Pseudobulbar affect (PBA) is a neurological condition characterized by involuntary, uncontrollable episodes of laughing or crying — or sudden switches between the two — that are excessive or inconsistent with the person's actual emotional state. It is not a psychiatric condition and it is not the same as emotional distress, though it can certainly be distressing.

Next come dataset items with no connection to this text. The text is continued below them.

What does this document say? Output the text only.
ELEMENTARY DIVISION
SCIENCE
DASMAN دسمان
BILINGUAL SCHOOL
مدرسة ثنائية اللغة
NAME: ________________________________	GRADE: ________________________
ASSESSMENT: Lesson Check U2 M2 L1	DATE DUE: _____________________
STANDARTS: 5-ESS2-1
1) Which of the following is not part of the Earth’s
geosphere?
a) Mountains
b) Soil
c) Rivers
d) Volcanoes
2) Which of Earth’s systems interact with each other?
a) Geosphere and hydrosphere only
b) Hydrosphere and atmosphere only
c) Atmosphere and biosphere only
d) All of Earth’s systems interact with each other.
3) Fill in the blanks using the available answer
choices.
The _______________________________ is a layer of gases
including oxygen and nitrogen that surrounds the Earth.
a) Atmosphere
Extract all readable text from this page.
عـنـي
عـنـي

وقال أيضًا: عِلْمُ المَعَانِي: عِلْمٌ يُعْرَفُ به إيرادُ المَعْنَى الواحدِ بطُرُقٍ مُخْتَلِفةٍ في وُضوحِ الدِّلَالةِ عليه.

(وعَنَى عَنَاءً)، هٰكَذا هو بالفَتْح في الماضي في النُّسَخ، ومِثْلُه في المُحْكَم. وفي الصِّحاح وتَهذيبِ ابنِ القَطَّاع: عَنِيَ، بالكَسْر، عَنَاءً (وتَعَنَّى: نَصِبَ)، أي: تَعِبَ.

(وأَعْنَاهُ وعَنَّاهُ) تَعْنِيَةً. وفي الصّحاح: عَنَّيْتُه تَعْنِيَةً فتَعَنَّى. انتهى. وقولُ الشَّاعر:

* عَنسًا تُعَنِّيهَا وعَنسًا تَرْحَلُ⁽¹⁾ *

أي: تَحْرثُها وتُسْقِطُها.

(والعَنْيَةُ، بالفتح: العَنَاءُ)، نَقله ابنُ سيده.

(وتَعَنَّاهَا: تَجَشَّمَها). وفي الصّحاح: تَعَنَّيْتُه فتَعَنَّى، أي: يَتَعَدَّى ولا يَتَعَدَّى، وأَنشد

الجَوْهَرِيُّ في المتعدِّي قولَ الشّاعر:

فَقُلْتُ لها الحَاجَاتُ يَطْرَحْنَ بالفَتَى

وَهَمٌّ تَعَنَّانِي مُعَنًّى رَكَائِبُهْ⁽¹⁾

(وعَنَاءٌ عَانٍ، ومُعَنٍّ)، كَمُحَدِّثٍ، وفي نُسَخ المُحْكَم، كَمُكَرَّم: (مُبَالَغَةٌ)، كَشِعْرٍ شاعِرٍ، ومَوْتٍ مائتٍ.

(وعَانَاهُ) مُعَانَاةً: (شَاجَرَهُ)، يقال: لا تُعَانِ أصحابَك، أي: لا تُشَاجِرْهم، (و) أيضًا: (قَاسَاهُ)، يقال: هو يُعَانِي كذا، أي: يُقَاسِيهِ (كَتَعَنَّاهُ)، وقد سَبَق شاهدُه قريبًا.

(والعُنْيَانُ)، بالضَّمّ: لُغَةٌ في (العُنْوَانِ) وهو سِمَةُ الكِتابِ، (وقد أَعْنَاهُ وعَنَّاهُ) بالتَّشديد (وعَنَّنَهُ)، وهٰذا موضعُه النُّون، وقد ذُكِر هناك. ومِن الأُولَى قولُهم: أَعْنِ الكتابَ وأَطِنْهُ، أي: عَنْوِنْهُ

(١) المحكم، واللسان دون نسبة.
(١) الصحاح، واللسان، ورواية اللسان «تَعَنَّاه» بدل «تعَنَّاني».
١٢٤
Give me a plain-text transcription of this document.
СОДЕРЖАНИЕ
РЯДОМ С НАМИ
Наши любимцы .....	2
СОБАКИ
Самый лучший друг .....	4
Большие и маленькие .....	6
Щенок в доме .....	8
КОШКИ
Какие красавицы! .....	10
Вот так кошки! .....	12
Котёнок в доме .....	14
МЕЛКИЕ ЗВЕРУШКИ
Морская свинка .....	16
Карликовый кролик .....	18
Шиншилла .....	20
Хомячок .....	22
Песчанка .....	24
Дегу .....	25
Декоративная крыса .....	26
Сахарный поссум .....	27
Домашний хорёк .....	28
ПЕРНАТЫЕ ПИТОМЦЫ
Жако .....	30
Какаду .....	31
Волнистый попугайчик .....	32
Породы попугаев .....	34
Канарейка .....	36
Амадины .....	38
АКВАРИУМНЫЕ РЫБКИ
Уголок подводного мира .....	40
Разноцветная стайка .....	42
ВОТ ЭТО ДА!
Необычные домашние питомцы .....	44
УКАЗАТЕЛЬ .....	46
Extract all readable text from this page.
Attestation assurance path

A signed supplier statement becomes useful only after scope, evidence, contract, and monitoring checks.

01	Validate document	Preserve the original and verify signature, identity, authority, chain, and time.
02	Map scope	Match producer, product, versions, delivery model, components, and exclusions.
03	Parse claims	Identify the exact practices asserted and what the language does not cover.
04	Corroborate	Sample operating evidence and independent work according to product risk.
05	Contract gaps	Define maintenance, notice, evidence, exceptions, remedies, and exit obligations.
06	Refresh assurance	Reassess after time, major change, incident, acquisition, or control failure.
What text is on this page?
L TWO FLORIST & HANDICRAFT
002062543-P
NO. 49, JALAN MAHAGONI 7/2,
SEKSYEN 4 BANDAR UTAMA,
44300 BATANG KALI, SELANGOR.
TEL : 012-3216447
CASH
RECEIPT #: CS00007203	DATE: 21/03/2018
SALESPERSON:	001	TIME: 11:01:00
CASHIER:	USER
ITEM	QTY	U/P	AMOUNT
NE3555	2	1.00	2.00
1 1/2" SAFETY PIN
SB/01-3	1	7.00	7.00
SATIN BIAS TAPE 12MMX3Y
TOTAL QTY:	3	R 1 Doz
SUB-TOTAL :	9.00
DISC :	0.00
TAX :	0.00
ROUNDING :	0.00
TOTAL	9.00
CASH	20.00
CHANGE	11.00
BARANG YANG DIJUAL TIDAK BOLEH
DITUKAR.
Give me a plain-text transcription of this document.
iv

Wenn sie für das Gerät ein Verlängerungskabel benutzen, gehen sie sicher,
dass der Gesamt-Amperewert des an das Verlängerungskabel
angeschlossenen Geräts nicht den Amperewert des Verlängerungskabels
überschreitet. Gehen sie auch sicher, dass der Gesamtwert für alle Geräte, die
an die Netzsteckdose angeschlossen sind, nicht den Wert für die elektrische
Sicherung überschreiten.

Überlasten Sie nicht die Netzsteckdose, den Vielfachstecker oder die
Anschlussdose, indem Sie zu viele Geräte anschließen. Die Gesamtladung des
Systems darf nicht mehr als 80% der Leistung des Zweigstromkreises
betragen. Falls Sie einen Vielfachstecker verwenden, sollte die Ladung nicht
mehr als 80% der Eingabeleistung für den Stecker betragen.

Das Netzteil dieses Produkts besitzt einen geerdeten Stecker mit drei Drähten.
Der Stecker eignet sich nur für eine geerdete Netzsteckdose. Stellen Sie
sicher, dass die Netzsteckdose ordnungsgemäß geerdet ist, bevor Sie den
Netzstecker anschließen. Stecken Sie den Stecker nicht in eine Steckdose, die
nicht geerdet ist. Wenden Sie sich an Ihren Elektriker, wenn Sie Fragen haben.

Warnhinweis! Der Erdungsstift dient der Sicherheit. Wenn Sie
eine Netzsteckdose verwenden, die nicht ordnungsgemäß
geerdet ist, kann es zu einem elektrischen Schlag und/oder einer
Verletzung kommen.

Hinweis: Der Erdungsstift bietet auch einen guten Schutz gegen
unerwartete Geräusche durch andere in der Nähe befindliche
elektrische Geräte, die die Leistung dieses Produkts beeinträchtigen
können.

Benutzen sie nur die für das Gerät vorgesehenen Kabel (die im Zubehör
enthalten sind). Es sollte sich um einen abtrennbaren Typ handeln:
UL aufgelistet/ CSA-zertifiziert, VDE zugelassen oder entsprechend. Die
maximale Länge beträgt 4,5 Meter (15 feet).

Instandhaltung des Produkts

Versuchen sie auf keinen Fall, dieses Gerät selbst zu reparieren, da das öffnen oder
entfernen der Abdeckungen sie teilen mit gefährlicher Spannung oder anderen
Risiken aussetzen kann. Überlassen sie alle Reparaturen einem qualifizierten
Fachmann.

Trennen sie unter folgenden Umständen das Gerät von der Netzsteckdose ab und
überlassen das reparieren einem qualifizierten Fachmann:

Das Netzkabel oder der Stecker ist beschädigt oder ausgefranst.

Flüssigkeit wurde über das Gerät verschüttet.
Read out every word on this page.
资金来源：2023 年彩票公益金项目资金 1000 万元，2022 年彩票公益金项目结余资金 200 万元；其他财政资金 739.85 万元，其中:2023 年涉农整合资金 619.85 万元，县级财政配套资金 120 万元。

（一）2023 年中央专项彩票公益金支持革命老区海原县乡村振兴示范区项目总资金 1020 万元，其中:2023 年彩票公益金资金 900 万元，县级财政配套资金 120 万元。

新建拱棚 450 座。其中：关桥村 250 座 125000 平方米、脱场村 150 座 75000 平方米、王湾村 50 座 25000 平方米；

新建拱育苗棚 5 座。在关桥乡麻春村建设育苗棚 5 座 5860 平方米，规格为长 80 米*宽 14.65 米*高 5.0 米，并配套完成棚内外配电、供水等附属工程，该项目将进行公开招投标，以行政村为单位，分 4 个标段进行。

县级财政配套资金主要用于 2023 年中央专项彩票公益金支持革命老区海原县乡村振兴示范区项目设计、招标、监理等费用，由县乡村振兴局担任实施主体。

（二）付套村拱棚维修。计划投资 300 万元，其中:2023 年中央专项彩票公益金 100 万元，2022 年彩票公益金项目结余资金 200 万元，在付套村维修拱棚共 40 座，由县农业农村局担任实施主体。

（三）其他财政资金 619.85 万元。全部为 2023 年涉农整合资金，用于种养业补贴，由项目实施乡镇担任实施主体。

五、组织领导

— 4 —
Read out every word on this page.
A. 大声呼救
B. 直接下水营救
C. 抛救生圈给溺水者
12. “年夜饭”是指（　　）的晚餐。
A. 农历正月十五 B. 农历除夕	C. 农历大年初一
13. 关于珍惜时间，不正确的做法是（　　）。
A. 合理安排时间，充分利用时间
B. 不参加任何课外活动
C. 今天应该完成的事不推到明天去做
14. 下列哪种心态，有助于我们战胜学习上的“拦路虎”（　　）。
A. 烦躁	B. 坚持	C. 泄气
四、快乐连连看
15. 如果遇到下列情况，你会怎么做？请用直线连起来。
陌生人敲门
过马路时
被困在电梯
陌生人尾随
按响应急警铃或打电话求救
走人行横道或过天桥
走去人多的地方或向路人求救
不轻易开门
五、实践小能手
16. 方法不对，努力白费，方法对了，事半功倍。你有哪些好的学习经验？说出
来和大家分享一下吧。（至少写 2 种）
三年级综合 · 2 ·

The mechanism is a disruption of the cortical pathways that normally regulate emotional expression. In a healthy nervous system, the motor cortex maintains inhibitory control over brainstem circuits that produce laughing and crying. When upper motor neurons are damaged — as they are throughout the nervous system in PLS — this control is weakened, and emotional expression can be triggered by stimuli that would not normally provoke it. Something mildly amusing becomes uncontrollable laughter. A sentimental commercial brings on several minutes of crying. Frustration triggers laughing.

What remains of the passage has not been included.